///2017 Abstract Details
2017 Abstract Details2018-05-01T18:00:49+00:00

Hypodysfibrinogenemia in a Pregnant Patient: Peripartum Management and Thromboelastogram Results.

Abstract Number: T-40
Abstract Type: Case Report/Case Series

John J Kowalczyk MD1 ; Andrea Traynor MD2; Alex Butwick MBBS, FRCA, MS3

Introduction: Hypodysfibinogenemia is typically an autosomal dominant disorder characterized by both quantitative and qualitative fibrinogen deficiency with variable degrees of penetrance (1). Adverse outcomes include spontaneous abortion (typically at 8-10 weeks gestation), preterm abruption, postpartum hemorrhage and thrombosis (2). Fibrinogen concentrate is often utilized to prevent these complications throughout pregnancy and labor (3). We report the obstetric anesthetic management and the first reported use of a labor epidural for a patient with hypodysfibrinogenemia.

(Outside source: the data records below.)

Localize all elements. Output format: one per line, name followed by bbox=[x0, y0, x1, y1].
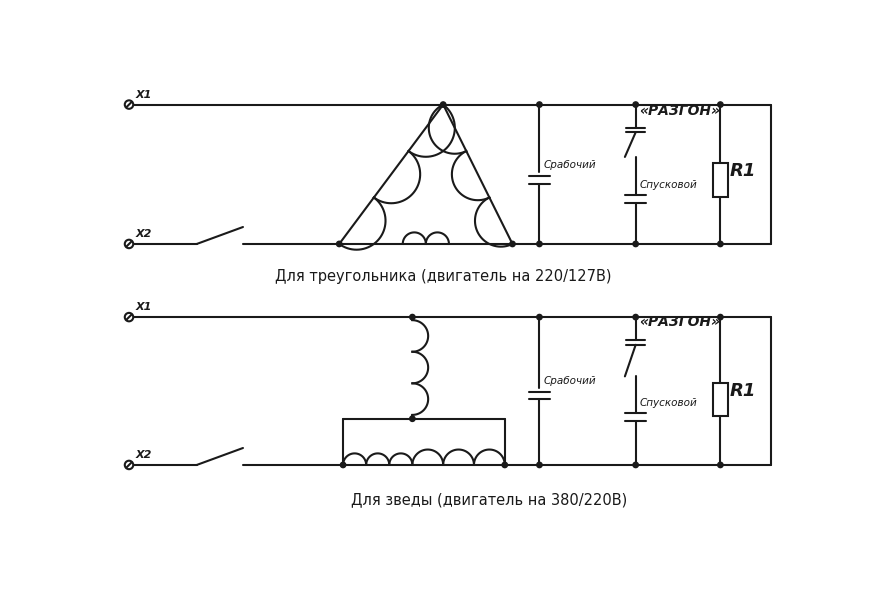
Circle shape bbox=[632, 314, 637, 320]
Circle shape bbox=[536, 241, 542, 247]
Circle shape bbox=[536, 102, 542, 107]
Circle shape bbox=[340, 462, 345, 468]
Text: Спусковой: Спусковой bbox=[639, 180, 696, 190]
Circle shape bbox=[632, 241, 637, 247]
Circle shape bbox=[632, 462, 637, 468]
Circle shape bbox=[536, 462, 542, 468]
Text: R1: R1 bbox=[729, 382, 755, 400]
Text: Для треугольника (двигатель на 220/127В): Для треугольника (двигатель на 220/127В) bbox=[275, 268, 611, 284]
Circle shape bbox=[409, 314, 414, 320]
Circle shape bbox=[125, 461, 133, 469]
Circle shape bbox=[632, 102, 637, 107]
Text: «РАЗГОН»: «РАЗГОН» bbox=[639, 104, 720, 117]
Text: X1: X1 bbox=[135, 90, 151, 100]
Circle shape bbox=[716, 102, 723, 107]
Text: X2: X2 bbox=[135, 229, 151, 239]
Text: X2: X2 bbox=[135, 450, 151, 460]
Circle shape bbox=[125, 240, 133, 248]
Text: «РАЗГОН»: «РАЗГОН» bbox=[639, 315, 720, 329]
Circle shape bbox=[716, 314, 723, 320]
Circle shape bbox=[536, 314, 542, 320]
Circle shape bbox=[509, 241, 515, 247]
Circle shape bbox=[125, 313, 133, 321]
Text: Срабочий: Срабочий bbox=[543, 376, 595, 386]
Text: Срабочий: Срабочий bbox=[543, 161, 595, 170]
Circle shape bbox=[440, 102, 445, 107]
Text: R1: R1 bbox=[729, 162, 755, 180]
Text: Спусковой: Спусковой bbox=[639, 398, 696, 408]
Circle shape bbox=[501, 462, 507, 468]
Bar bbox=[712, 382, 727, 417]
Text: X1: X1 bbox=[135, 302, 151, 312]
Bar bbox=[712, 163, 727, 197]
Circle shape bbox=[336, 241, 342, 247]
Circle shape bbox=[716, 241, 723, 247]
Circle shape bbox=[409, 416, 414, 421]
Circle shape bbox=[125, 101, 133, 109]
Text: Для зведы (двигатель на 380/220В): Для зведы (двигатель на 380/220В) bbox=[351, 492, 627, 507]
Circle shape bbox=[716, 462, 723, 468]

Case Report: A 30 year old G1P0 at 36 weeks and 0 days with a history hypodysfibrinogenemia presented with absent fetal heart tones. Her pre-pregnancy baseline fibrinogen levels varied between 20 and 60 mg/dl and she had history of abnormal bleeding after a loop electrosurgical excision procedure. During the antenatal period, she received fibrinogen concentrate to maintain her fibrinogen nadir above 50, 100 and 150 mg/dl during 1st, 2nd and 3rd trimester, respectively. Based on multidisciplinary consensus for her labor admission, an arterial line was placed for frequent laboratory draws, including fibrinogen and thromboelastogram. She received an initial fibrinogen concentrate bolus of 2174mg, followed by an infusion 90 mg/hr titrated to maintain a fibrinogen level of approximately 200 mg/dl throughout labor. Fibrinogen levels during labor and fibrinogen infusion rate are shown in Fig 1. A labor epidural was performed when her fibrinogen concentration was greater than 150 mg/dl. She underwent an uncomplicated vaginal delivery with no abnormal bleeding. Fibrinogen concentrate infusion was continued for 24 hours after delivery before being discontinued and allowing to drift to baseline.

Discussion: A threshold fibrinogen level for safe neuraxial block placement is unknown. For this case, we elected to use a threshold of greater than 150 mg/dl. Individualized care for patients with hypodysfibrinogenemia requires early multidisciplinary input from obstetricians, anesthesiologists and hematologists. In order to lessen the potential risk of postpartum hemorrhage and neuraxial hematoma, these patients require fibrinogen supplementation during the peripartum period.

References:

1. Semin Thromb Hemost. 2013 Sep;39(6):585-95.

2. Ann Hematol. 2007 Sep;86(9):693-4.

3. Haemophilia. 2016 Nov;22(6):898-905.